HHS has announced few details of the USD2 billion-plan to purchase rapid tests.
For now, retail chains like CVS and Walgreens have placed limits on how many at-home tests customers can buy.
Abbott Laboratories, the country's largest rapid test maker, said it is currently producing "tens of millions" of its BinaxNOW tests per month and working to increase capacity in coming weeks.
The New York Times recently reported that over the summer Abbott shut down one of its factories, laid off employees and destroyed some testing components.
Abbott said those decisions came after vaccinations climbed and demand for testing plunged.
The destroyed supplies had limited shelf life and were not viable for sale in the US or for donation overseas, according to Abbott.
"It is now very clear that testing is a necessary companion to vaccines and Abbott is ramping up again," said a company spokesperson.
The Biden administration's purchase plans should help stabilise supplies.
But testing experts said the government could have stepped in months ago.
"We can't let the market determine our testing supplies, which is what happened here," said Scott Becker of the Association of Public Health Laboratories.
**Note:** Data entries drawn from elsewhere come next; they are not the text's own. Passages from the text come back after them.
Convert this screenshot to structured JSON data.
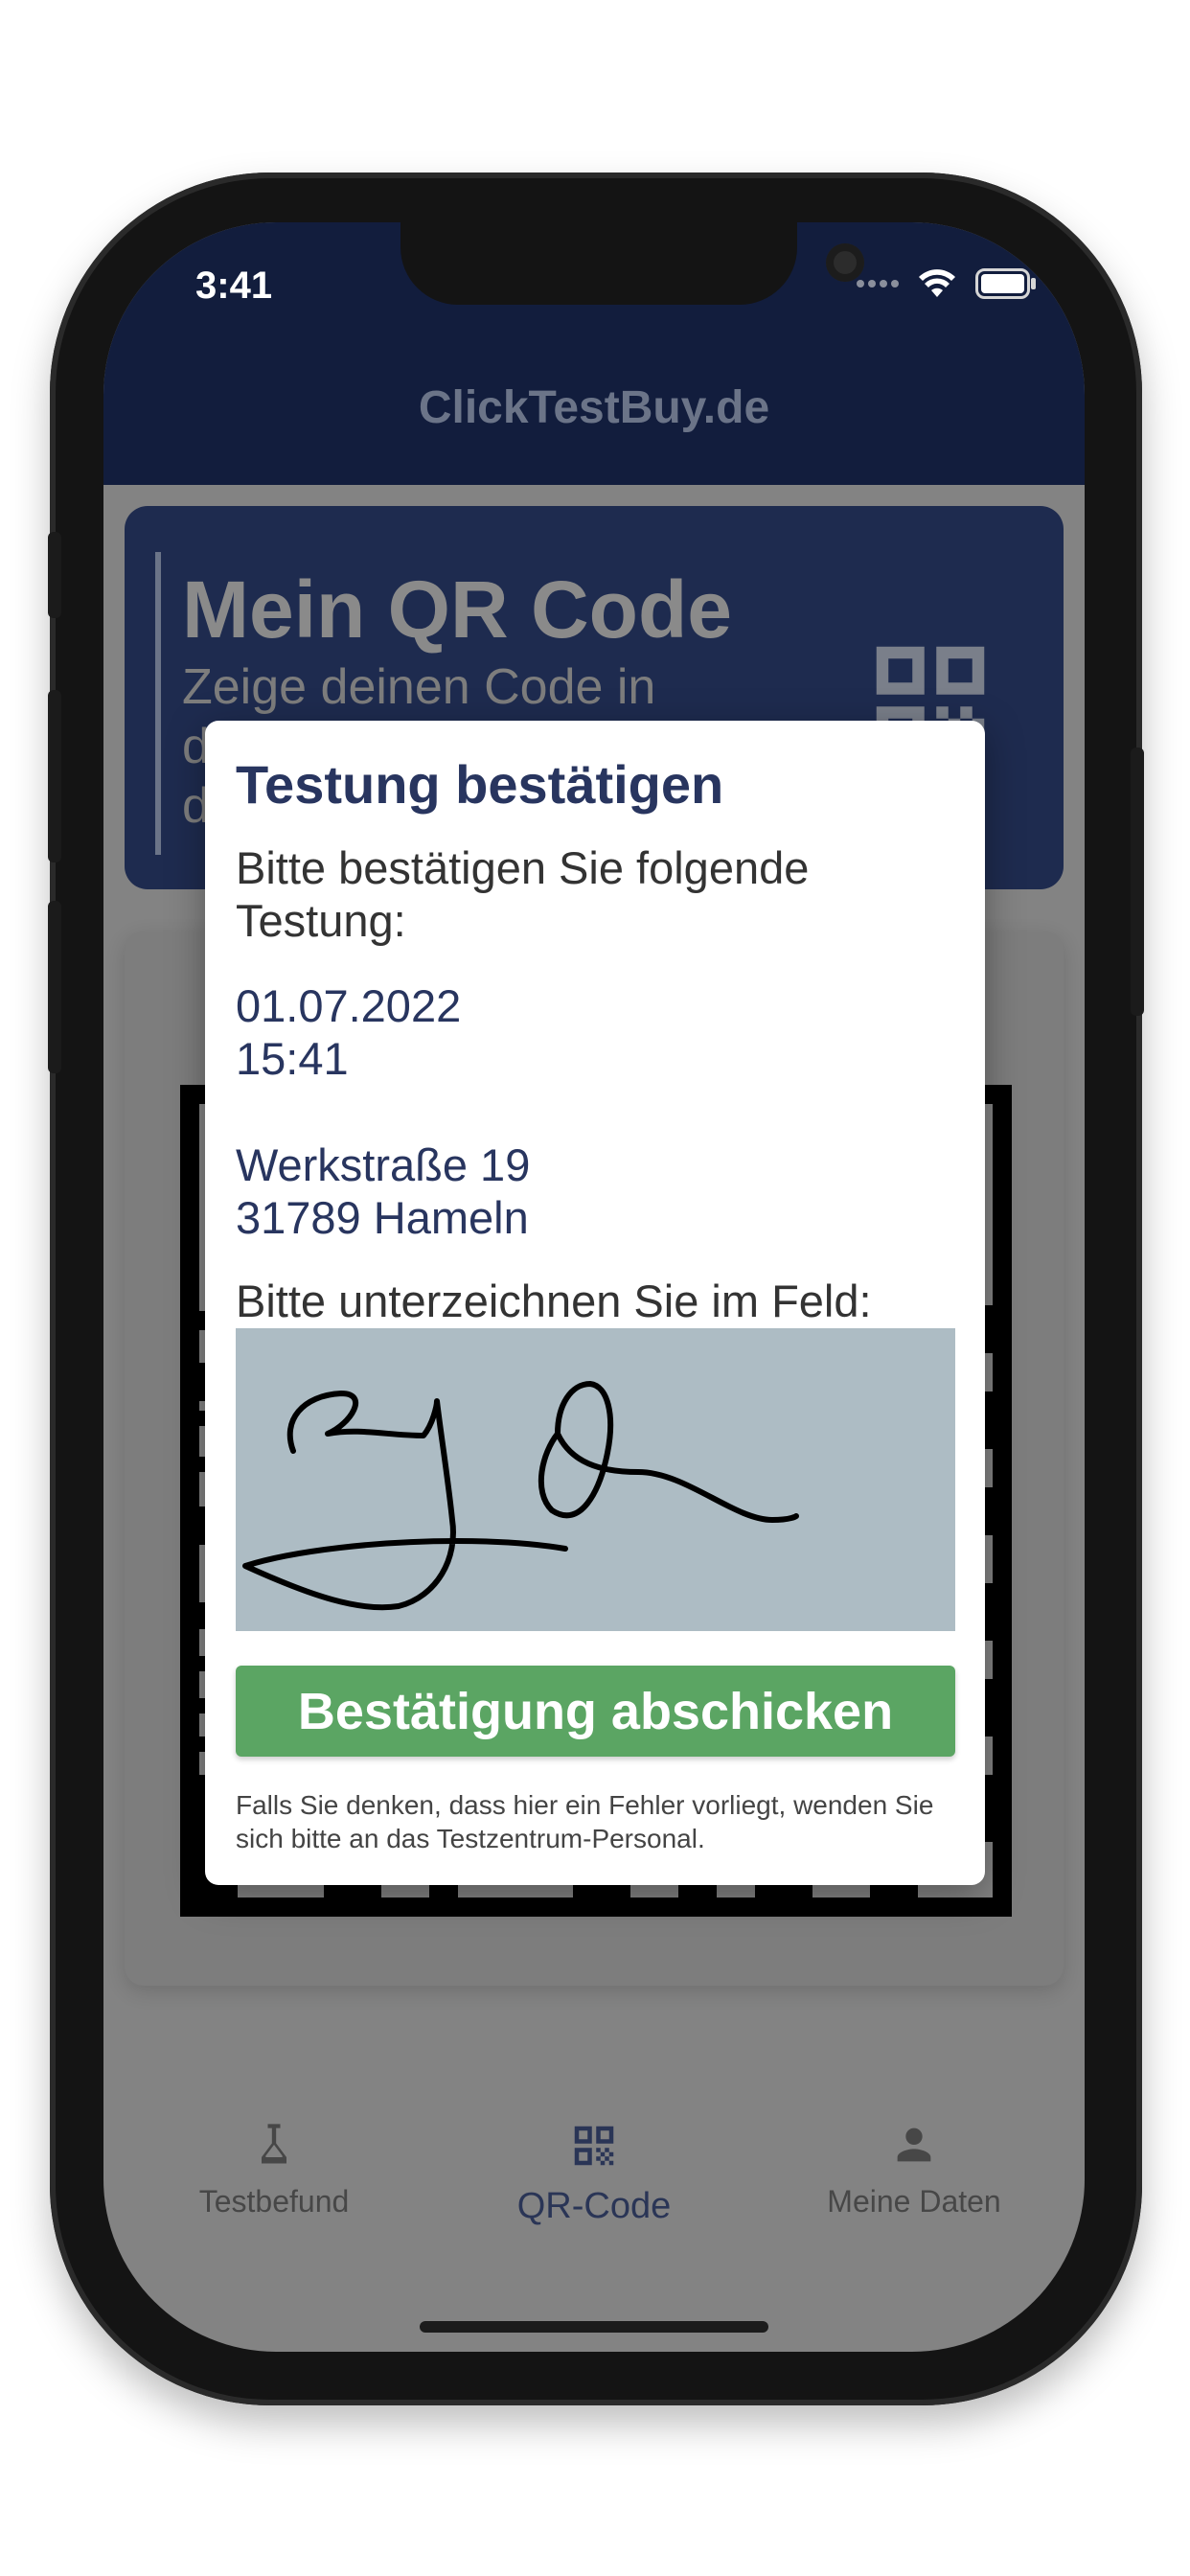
{
  "status_bar": {
    "time": "3:41",
    "icons": [
      "signal-dots-icon",
      "wifi-icon",
      "battery-icon"
    ]
  },
  "app": {
    "title": "ClickTestBuy.de"
  },
  "banner": {
    "title": "Mein QR Code",
    "subtitle_visible": "Zeige deinen Code in",
    "subtitle_line2_fragment": "d",
    "subtitle_line3_fragment": "d"
  },
  "dialog": {
    "title": "Testung bestätigen",
    "intro": "Bitte bestätigen Sie folgende Testung:",
    "date": "01.07.2022",
    "time": "15:41",
    "street": "Werkstraße 19",
    "city": "31789 Hameln",
    "sign_label": "Bitte unterzeichnen Sie im Feld:",
    "submit_label": "Bestätigung abschicken",
    "footnote": "Falls Sie denken, dass hier ein Fehler vorliegt, wenden Sie sich bitte an das Testzentrum-Personal."
  },
  "tabs": [
    {
      "label": "Testbefund",
      "icon": "microscope-icon",
      "active": false
    },
    {
      "label": "QR-Code",
      "icon": "qr-code-icon",
      "active": true
    },
    {
      "label": "Meine Daten",
      "icon": "person-icon",
      "active": false
    }
  ],
  "colors": {
    "header": "#121d3d",
    "dialog_title": "#28355f",
    "submit_button": "#5ba563",
    "signature_pad": "#adbcc4",
    "overlay": "#838383"
  }
}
"These tests are essential for public health purposes, so we have to have supply at all times."
Becker's group and others have seen testing demand increasing for weeks.
And while labs are still operating well below levels seen last winter, there are unknowns, including how Biden's push for increased testing at schools and workplaces will impact them.
Testing policies vary widely by schools and states.
Some districts regularly screen all students, including in Los Angeles, Baltimore and San Antonio.
But many more districts do no testing at all.
A recent survey of 100 large districts found fewer than 15 per cent required any testing for students.
That's despite USD10 billion in federal funds made available last spring to set up testing programs.